Tues July 28 We visited the Rijks Museum - main art museum. Our goal was to go to the Dutch section and focus there on famous artists like Rembrandt and Vermeer. But we ended up spending several hours there as they had a large Dutch section and then we couldn't help but wander through the rooms with Van Gogh, Picasso, and other names we recognized. It is a huge building which was built specifically for the museum but looks like it could be a Cathedral, including columns, decorative ceilings, and stained glass windows.

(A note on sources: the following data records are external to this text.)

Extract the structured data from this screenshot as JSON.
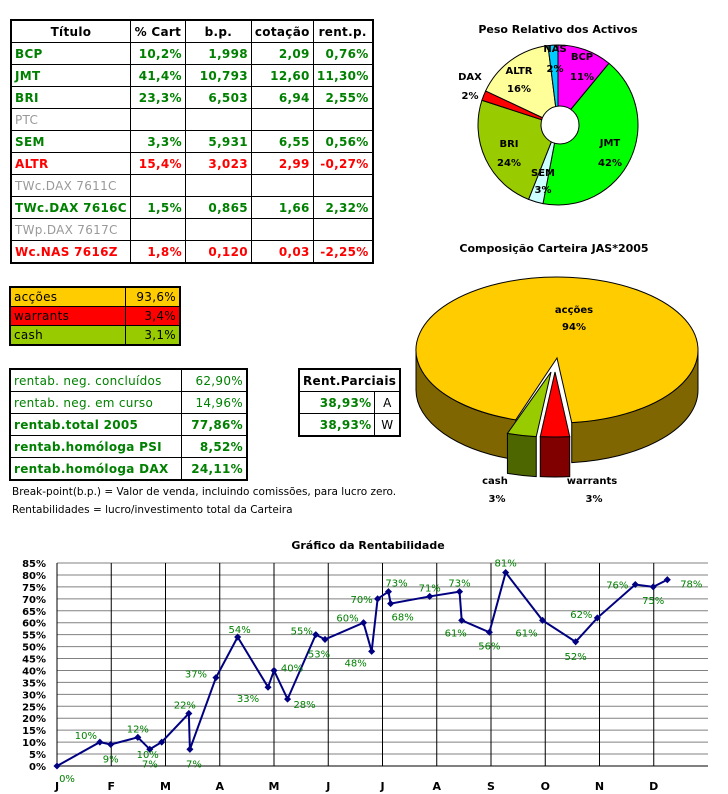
{
  "holdings_table": {
    "headers": [
      "Título",
      "% Cart",
      "b.p.",
      "cotação",
      "rent.p."
    ],
    "rows": [
      {
        "name": "BCP",
        "cart": "10,2%",
        "bp": "1,998",
        "cot": "2,09",
        "rent": "0,76%",
        "status": "green"
      },
      {
        "name": "JMT",
        "cart": "41,4%",
        "bp": "10,793",
        "cot": "12,60",
        "rent": "11,30%",
        "status": "green"
      },
      {
        "name": "BRI",
        "cart": "23,3%",
        "bp": "6,503",
        "cot": "6,94",
        "rent": "2,55%",
        "status": "green"
      },
      {
        "name": "PTC",
        "cart": "",
        "bp": "",
        "cot": "",
        "rent": "",
        "status": "grey"
      },
      {
        "name": "SEM",
        "cart": "3,3%",
        "bp": "5,931",
        "cot": "6,55",
        "rent": "0,56%",
        "status": "green"
      },
      {
        "name": "ALTR",
        "cart": "15,4%",
        "bp": "3,023",
        "cot": "2,99",
        "rent": "-0,27%",
        "status": "red"
      },
      {
        "name": "TWc.DAX 7611C",
        "cart": "",
        "bp": "",
        "cot": "",
        "rent": "",
        "status": "grey"
      },
      {
        "name": "TWc.DAX 7616C",
        "cart": "1,5%",
        "bp": "0,865",
        "cot": "1,66",
        "rent": "2,32%",
        "status": "green"
      },
      {
        "name": "TWp.DAX 7617C",
        "cart": "",
        "bp": "",
        "cot": "",
        "rent": "",
        "status": "grey"
      },
      {
        "name": "Wc.NAS 7616Z",
        "cart": "1,8%",
        "bp": "0,120",
        "cot": "0,03",
        "rent": "-2,25%",
        "status": "red"
      }
    ]
  },
  "allocation": [
    {
      "label": "acções",
      "value": "93,6%",
      "color": "#ffcc00"
    },
    {
      "label": "warrants",
      "value": "3,4%",
      "color": "#ff0000"
    },
    {
      "label": "cash",
      "value": "3,1%",
      "color": "#99cc00"
    }
  ],
  "returns": [
    {
      "label": "rentab. neg. concluídos",
      "value": "62,90%",
      "bold": false
    },
    {
      "label": "rentab. neg. em curso",
      "value": "14,96%",
      "bold": false
    },
    {
      "label": "rentab.total 2005",
      "value": "77,86%",
      "bold": true
    },
    {
      "label": "rentab.homóloga PSI",
      "value": "8,52%",
      "bold": true
    },
    {
      "label": "rentab.homóloga DAX",
      "value": "24,11%",
      "bold": true
    }
  ],
  "partial": {
    "header": "Rent.Parciais",
    "rows": [
      {
        "value": "38,93%",
        "key": "A"
      },
      {
        "value": "38,93%",
        "key": "W"
      }
    ]
  },
  "notes": [
    "Break-point(b.p.) = Valor de venda, incluindo comissões, para lucro zero.",
    "Rentabilidades = lucro/investimento total da Carteira"
  ],
  "chart_data": [
    {
      "type": "pie",
      "variant": "donut",
      "title": "Peso Relativo dos Activos",
      "slices": [
        {
          "label": "BCP",
          "value": 11,
          "text": "11%",
          "color": "#ff00ff"
        },
        {
          "label": "JMT",
          "value": 42,
          "text": "42%",
          "color": "#00ff00"
        },
        {
          "label": "SEM",
          "value": 3,
          "text": "3%",
          "color": "#ccffff"
        },
        {
          "label": "BRI",
          "value": 24,
          "text": "24%",
          "color": "#99cc00"
        },
        {
          "label": "DAX",
          "value": 2,
          "text": "2%",
          "color": "#ff0000"
        },
        {
          "label": "ALTR",
          "value": 16,
          "text": "16%",
          "color": "#ffff99"
        },
        {
          "label": "NAS",
          "value": 2,
          "text": "2%",
          "color": "#00ccff"
        }
      ]
    },
    {
      "type": "pie",
      "variant": "3d-exploded",
      "title": "Composição Carteira JAS*2005",
      "slices": [
        {
          "label": "acções",
          "value": 94,
          "text": "94%",
          "color": "#ffcc00"
        },
        {
          "label": "warrants",
          "value": 3,
          "text": "3%",
          "color": "#ff0000"
        },
        {
          "label": "cash",
          "value": 3,
          "text": "3%",
          "color": "#99cc00"
        }
      ]
    },
    {
      "type": "line",
      "title": "Gráfico da Rentabilidade",
      "x_ticks": [
        "J",
        "F",
        "M",
        "A",
        "M",
        "J",
        "J",
        "A",
        "S",
        "O",
        "N",
        "D"
      ],
      "xlim": [
        0,
        12
      ],
      "ylim": [
        0,
        85
      ],
      "y_step": 5,
      "y_unit": "%",
      "grid": true,
      "line_color": "#000080",
      "label_color": "#008000",
      "points": [
        [
          0,
          0
        ],
        [
          0.79,
          10
        ],
        [
          0.99,
          9
        ],
        [
          1.49,
          12
        ],
        [
          1.71,
          7
        ],
        [
          1.93,
          10
        ],
        [
          2.43,
          22
        ],
        [
          2.45,
          7
        ],
        [
          2.93,
          37
        ],
        [
          3.33,
          54
        ],
        [
          3.89,
          33
        ],
        [
          4.0,
          40
        ],
        [
          4.25,
          28
        ],
        [
          4.77,
          55
        ],
        [
          4.94,
          53
        ],
        [
          5.65,
          60
        ],
        [
          5.8,
          48
        ],
        [
          5.91,
          70
        ],
        [
          6.11,
          73
        ],
        [
          6.15,
          68
        ],
        [
          6.87,
          71
        ],
        [
          7.42,
          73
        ],
        [
          7.46,
          61
        ],
        [
          7.97,
          56
        ],
        [
          8.27,
          81
        ],
        [
          8.95,
          61
        ],
        [
          9.56,
          52
        ],
        [
          9.96,
          62
        ],
        [
          10.66,
          76
        ],
        [
          10.99,
          75
        ],
        [
          11.25,
          78
        ]
      ]
    }
  ]
}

Just outside the museum Amsterdam had the sculpture of big block letters that we have seen in other big cities around the world. The difference was this one was missing the "heart" symbol (for 'love'); it said "I Amsterdam". Of course it is a popular tourist photo spot.

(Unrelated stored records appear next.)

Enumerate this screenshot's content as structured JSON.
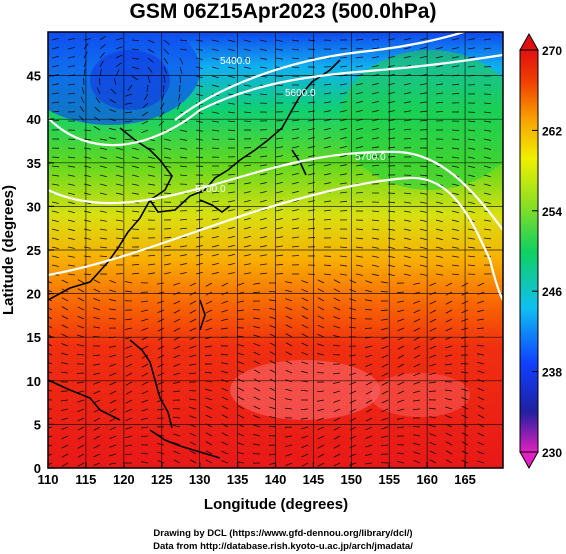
{
  "title": "GSM 06Z15Apr2023 (500.0hPa)",
  "x_axis": {
    "label": "Longitude (degrees)",
    "ticks": [
      110,
      115,
      120,
      125,
      130,
      135,
      140,
      145,
      150,
      155,
      160,
      165
    ],
    "range": [
      110,
      170
    ]
  },
  "y_axis": {
    "label": "Latitude  (degrees)",
    "ticks": [
      0,
      5,
      10,
      15,
      20,
      25,
      30,
      35,
      40,
      45
    ],
    "range": [
      0,
      50
    ]
  },
  "colorbar": {
    "labels": [
      270,
      262,
      254,
      246,
      238,
      230
    ],
    "range": [
      230,
      270
    ],
    "stops": [
      "#e020c0",
      "#2020a0",
      "#1040ff",
      "#10c0f0",
      "#10d060",
      "#90e020",
      "#f0f000",
      "#f8a000",
      "#f04000",
      "#e01010"
    ]
  },
  "contour_labels": [
    "5400.0",
    "5600.0",
    "5700.0",
    "5700.0",
    "5800.0"
  ],
  "credits": {
    "line1": "Drawing by DCL (https://www.gfd-dennou.org/library/dcl/)",
    "line2": "Data from http://database.rish.kyoto-u.ac.jp/arch/jmadata/"
  }
}
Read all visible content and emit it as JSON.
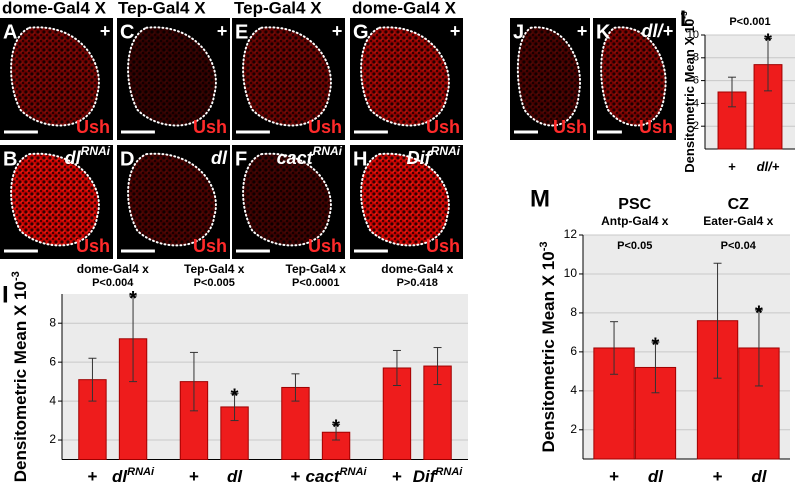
{
  "column_headers": [
    "dome-Gal4 X",
    "Tep-Gal4 X",
    "Tep-Gal4 X",
    "dome-Gal4 X"
  ],
  "image_panels": [
    {
      "letter": "A",
      "genotype": "+",
      "stain": "Ush"
    },
    {
      "letter": "B",
      "genotype": "dl",
      "genotype_sup": "RNAi",
      "stain": "Ush"
    },
    {
      "letter": "C",
      "genotype": "+",
      "stain": "Ush"
    },
    {
      "letter": "D",
      "genotype": "dl",
      "stain": "Ush"
    },
    {
      "letter": "E",
      "genotype": "+",
      "stain": "Ush"
    },
    {
      "letter": "F",
      "genotype": "cact",
      "genotype_sup": "RNAi",
      "stain": "Ush"
    },
    {
      "letter": "G",
      "genotype": "+",
      "stain": "Ush"
    },
    {
      "letter": "H",
      "genotype": "Dif",
      "genotype_sup": "RNAi",
      "stain": "Ush"
    },
    {
      "letter": "J",
      "genotype": "+",
      "stain": "Ush"
    },
    {
      "letter": "K",
      "genotype": "dl/+",
      "stain": "Ush"
    }
  ],
  "chart_data": [
    {
      "type": "bar",
      "panel": "I",
      "ylabel": "Densitometric Mean  X  10",
      "ylabel_sup": "-3",
      "group_labels": [
        "dome-Gal4 x",
        "Tep-Gal4 x",
        "Tep-Gal4 x",
        "dome-Gal4 x"
      ],
      "p_values": [
        "P<0.004",
        "P<0.005",
        "P<0.0001",
        "P>0.418"
      ],
      "categories": [
        "+",
        "dl",
        "+",
        "dl",
        "+",
        "cact",
        "+",
        "Dif"
      ],
      "category_superscripts": [
        null,
        "RNAi",
        null,
        null,
        null,
        "RNAi",
        null,
        "RNAi"
      ],
      "values": [
        5.1,
        7.2,
        5.0,
        3.7,
        4.7,
        2.4,
        5.7,
        5.8
      ],
      "errors": [
        1.1,
        2.2,
        1.5,
        0.7,
        0.7,
        0.4,
        0.9,
        0.95
      ],
      "value_annotations": [
        null,
        "*",
        null,
        "*",
        null,
        "*",
        null,
        null
      ],
      "color": "#ee1c1c",
      "ylim": [
        1,
        9.5
      ],
      "yticks": [
        2,
        4,
        6,
        8
      ],
      "grid": true
    },
    {
      "type": "bar",
      "panel": "L",
      "ylabel": "Densitometric Mean  X  10",
      "ylabel_sup": "-3",
      "p_values": [
        "P<0.001"
      ],
      "categories": [
        "+",
        "dl/+"
      ],
      "category_superscripts": [
        null,
        null
      ],
      "values": [
        5.0,
        7.4
      ],
      "errors": [
        1.3,
        2.3
      ],
      "value_annotations": [
        null,
        "*"
      ],
      "color": "#ee1c1c",
      "ylim": [
        0,
        10
      ],
      "yticks": [
        2,
        4,
        6,
        8,
        10
      ],
      "grid": true
    },
    {
      "type": "bar",
      "panel": "M",
      "ylabel": "Densitometric Mean  X  10",
      "ylabel_sup": "-3",
      "group_titles": [
        "PSC",
        "CZ"
      ],
      "group_labels": [
        "Antp-Gal4 x",
        "Eater-Gal4 x"
      ],
      "p_values": [
        "P<0.05",
        "P<0.04"
      ],
      "categories": [
        "+",
        "dl",
        "+",
        "dl"
      ],
      "category_superscripts": [
        null,
        null,
        null,
        null
      ],
      "values": [
        6.2,
        5.2,
        7.6,
        6.2
      ],
      "errors": [
        1.35,
        1.3,
        2.95,
        1.95
      ],
      "value_annotations": [
        null,
        "*",
        null,
        "*"
      ],
      "color": "#ee1c1c",
      "ylim": [
        0.5,
        12
      ],
      "yticks": [
        2,
        4,
        6,
        8,
        10,
        12
      ],
      "grid": true
    }
  ]
}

Next we wandered through Vondelpark. Large and beautiful with many winding paths shaded by large trees, water fountains, and bridges over ponds. There are several cafes on the property. We went to one with an upstairs room in the round with a view out through the tree tops. Yvonne had warned us that Amsterdam cafes don't sell coffee, but chai-tea and drugs (marijuana is legal in Amsterdam). This didn't seem to be "that sort" of café. We shared some delicious apple strudel.
We wanted to walk through the flower market that occupies an edge of a canal and it was getting to be closing time, so we rushed over to that area and enjoyed browsing the fresh flowers, dried flowers hanging overhead, and abundance of bulbs. Nearby was a Franciscan Catholic Church with beautiful stained glass windows and stations of the cross with raised reliefs -gorgeous.
There were cheese shops everywhere, but we weren't sure what other traditional Dutch food we should sample. We found a nice restaurant that might have been more Spanish as it was serving tapas. We had our first steak in a long time and it was delicious -so tender. To Virginia's dismay, Dennis had been advocating a tour of the Red Light District. With daylight lasting so long, we finally decided to take an early evening stroll through that area at around 7:30pm. At that time of day it didn't live up to its excessively sordid reputation. Yes, there were plenty of strip joints and drug deals going on in the alleys but we only saw one 'lady in a window'. Clearly things don't really get 'hot' until after sunset which was around 9:30pm, and it didn't get dark until nearly 11pm.
Wed July 29 We flew to Berlin. The Amsterdam airport was impressive. It was very clean and organized. They had a comfy lounge area where we were designated to wait until about 30 min before flight. When they announced our gate we walked to the gate and immediately boarded. Quite pleasant.